Quand cette extension des compétences vaccinales, qui concernera aussi les infirmières et les sages-femmes, interviendra-elle ? Pour l’administration des vaccins, "les textes règlementaires font l’objet des consultations obligatoires préalables et devraient entrer en vigueur au deuxième 2022", explique la Direction générale de la santé (DGS). Quant à la prescription, "un vecteur législatif est nécessaire et cette mesure sera donc mise en œuvre dans un second temps en 2023", ajoute-t-elle. 

Selon Pierre-Olivier Variot, président de l’Union de syndicats de pharmaciens d'officine (Uspo), ces mesures amélioreront la couverture vaccinale en France, selon lui freinée par le dispositif actuel : "Sept millions de Français n’ont pas de médecin traitant, et beaucoup de gens ne vont pas voir leur médecin car ils ne sont pas malades. Dans nos pharmacies, nous voyons arriver des gens qui nous disent qu’ils n’ont pas le temps d’aller voir leur médecin." Pour ces personnes recourant rarement au système de santé, le circuit actuel...

constitue un frein important à la vaccination. "Deux rendez-vous chez le médecin pour se faire vacciner, ce n’est plus possible. Le parcours du patient est beaucoup trop complexe", estime Philippe Besset, président de la Fédération des syndicats pharmaceutiques de France (FSPF). 

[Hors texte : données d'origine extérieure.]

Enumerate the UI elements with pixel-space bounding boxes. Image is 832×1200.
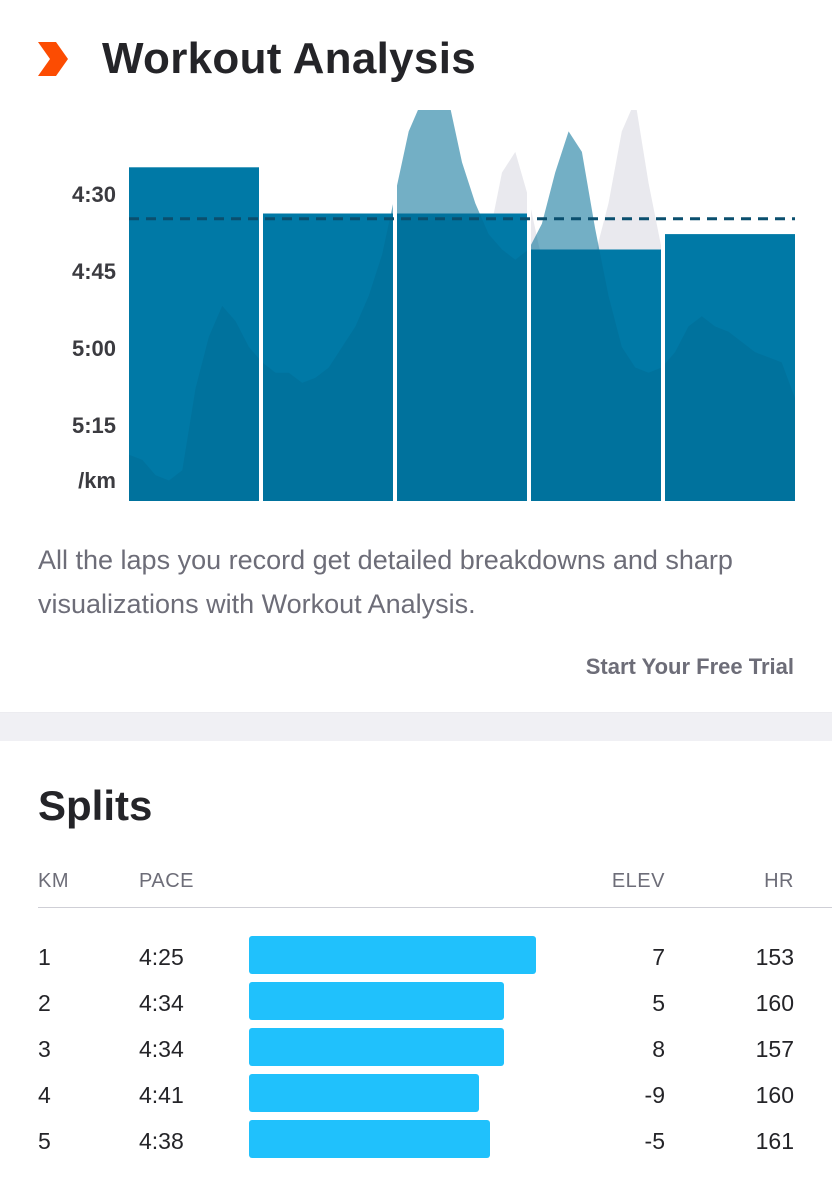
split-hr: 160	[755, 1082, 794, 1108]
pace-bar	[249, 1028, 504, 1066]
split-pace: 4:38	[139, 1128, 184, 1154]
y-axis-unit: /km	[78, 468, 116, 493]
lap-pace-chart-svg	[129, 110, 795, 502]
split-km: 1	[38, 944, 51, 970]
split-row: 5 4:38 -5 161	[0, 1120, 832, 1166]
split-elev: 5	[652, 990, 665, 1016]
split-hr: 160	[755, 990, 794, 1016]
feature-description: All the laps you record get detailed bre…	[38, 545, 733, 619]
lap-pace-chart: 4:30 4:45 5:00 5:15 /km	[0, 110, 832, 510]
pace-bar	[249, 982, 504, 1020]
split-pace: 4:25	[139, 944, 184, 970]
split-elev: -5	[644, 1128, 665, 1154]
split-km: 4	[38, 1082, 51, 1108]
pace-bar	[249, 1074, 479, 1112]
split-pace: 4:34	[139, 1036, 184, 1062]
section-divider	[0, 712, 832, 741]
split-hr: 157	[755, 1036, 794, 1062]
pace-bar	[249, 1120, 490, 1158]
page-title: Workout Analysis	[102, 34, 476, 83]
split-elev: 8	[652, 1036, 665, 1062]
column-header-elev: ELEV	[611, 870, 665, 892]
column-header-hr: HR	[764, 870, 794, 892]
y-tick-label: 4:45	[71, 259, 116, 284]
split-km: 2	[38, 990, 51, 1016]
split-row: 1 4:25 7 153	[0, 936, 832, 982]
start-free-trial-link[interactable]: Start Your Free Trial	[585, 654, 794, 679]
splits-title: Splits	[38, 782, 153, 829]
split-hr: 161	[755, 1128, 794, 1154]
column-header-pace: PACE	[139, 870, 194, 892]
pace-bar	[249, 936, 536, 974]
strava-chevron-icon	[38, 42, 68, 76]
split-km: 3	[38, 1036, 51, 1062]
split-km: 5	[38, 1128, 51, 1154]
y-tick-label: 4:30	[71, 182, 116, 207]
split-pace: 4:34	[139, 990, 184, 1016]
column-header-km: KM	[38, 870, 69, 892]
split-row: 2 4:34 5 160	[0, 982, 832, 1028]
split-hr: 153	[755, 944, 794, 970]
y-tick-label: 5:15	[71, 413, 116, 438]
workout-analysis-header: Workout Analysis	[0, 0, 832, 110]
split-elev: 7	[652, 944, 665, 970]
split-row: 4 4:41 -9 160	[0, 1074, 832, 1120]
split-elev: -9	[644, 1082, 665, 1108]
split-pace: 4:41	[139, 1082, 184, 1108]
header-divider	[38, 907, 832, 908]
y-tick-label: 5:00	[71, 336, 116, 361]
split-row: 3 4:34 8 157	[0, 1028, 832, 1074]
pace-trace-area	[129, 110, 795, 501]
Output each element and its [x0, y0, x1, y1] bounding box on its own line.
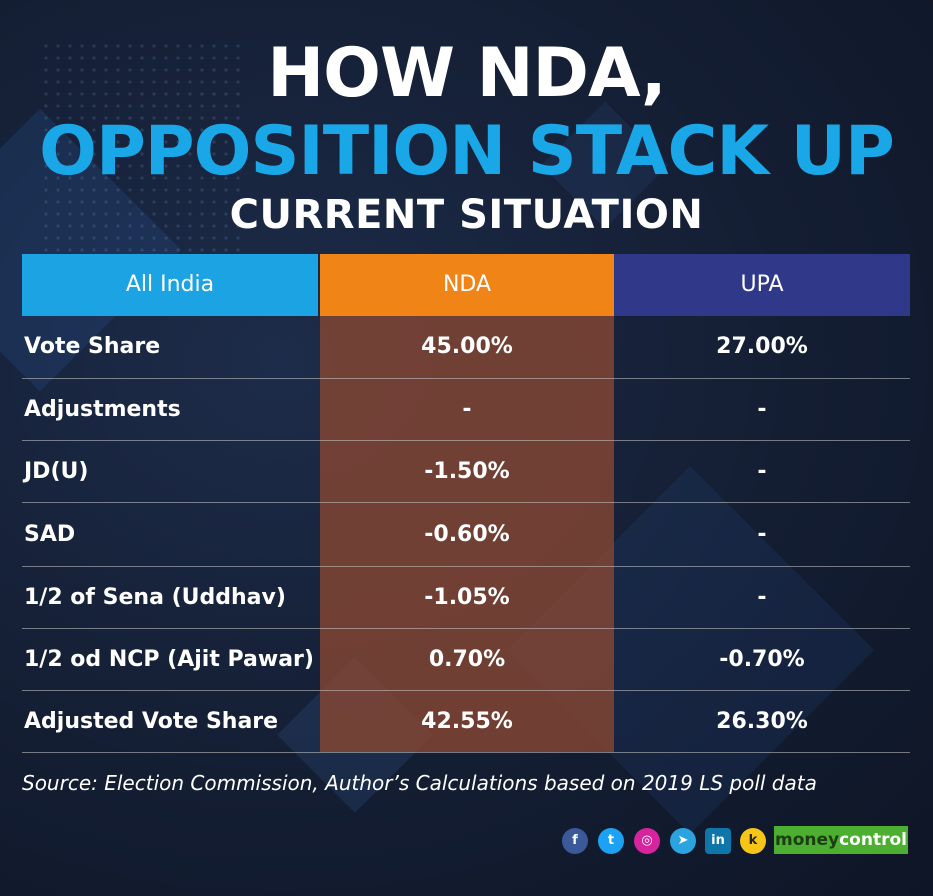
table-row: JD(U) -1.50% -: [22, 441, 910, 503]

Du côté des syndicats d’infirmiers, on salue aussi cette avancée : "Face à l’insuffisance de la couverture vaccinale, il faut trouver d’autres solutions. Pendant la crise du Covid-19, nous avons prouvé que nous étions en mesure de vacciner", explique le président du Syndicat national des infirmières et infirmiers libéraux (Sniil), John Pinte. Pour d’autres syndicats, le fait que les pharmaciens soient les seuls à disposer d’un stock de vaccins faussera la donne : sous couvert de diversification des acteurs vaccinaux, c’est un transfert de compétence vers les officines qui devrait s’opérer. 

 

Toujours pas de stock de vaccins en cabinet 

Interrogés sur leur supposé incapacité à améliorer la couverture vaccinale, la plupart des syndicats de médecins généralistes interrogés mettent en avant l’impossibilité de stocker des vaccins en cabinet, une revendication qui demeure lettre morte. Quant à l’extension aux pharmaciens, "on ne doute pas qu’ils seront capables de le faire", explique Jean-Christophe Nogrette, en charge de la communication de MG France. "La vaccination était aussi l’occasion de faire un bilan global de prévention avec des classes d’âge qu’on voit moins dans nos cabinets (…) On nous enlève de petites choses, mais on nous laisse celles qui sont compliquées, comme la prise en charge des patients âgés, sans jamais nous apporter d’aide", ajoute-t-il. 

Cette extension de la vaccination pose surtout la question de l’échange d’information entre professionnels de santé. Selon le président d’Union généraliste, Claude Bronner, "on met la charrue avant les bœufs. Nous sommes opposés à déléguer des tâches sans qu’ait été mise en place une vraie traçabilité". Cette extension "doit avoir lieu dans le cadre d’une coordination entre tous les acteurs. Si c’est un autre professionnel de santé qui vaccine, le médecin doit en être informé", estime pour sa part le président de la Confédération des syndicats médicaux français (CSMF), Franck Devulder, selon qui le médecin traitant doit rester le "pilote".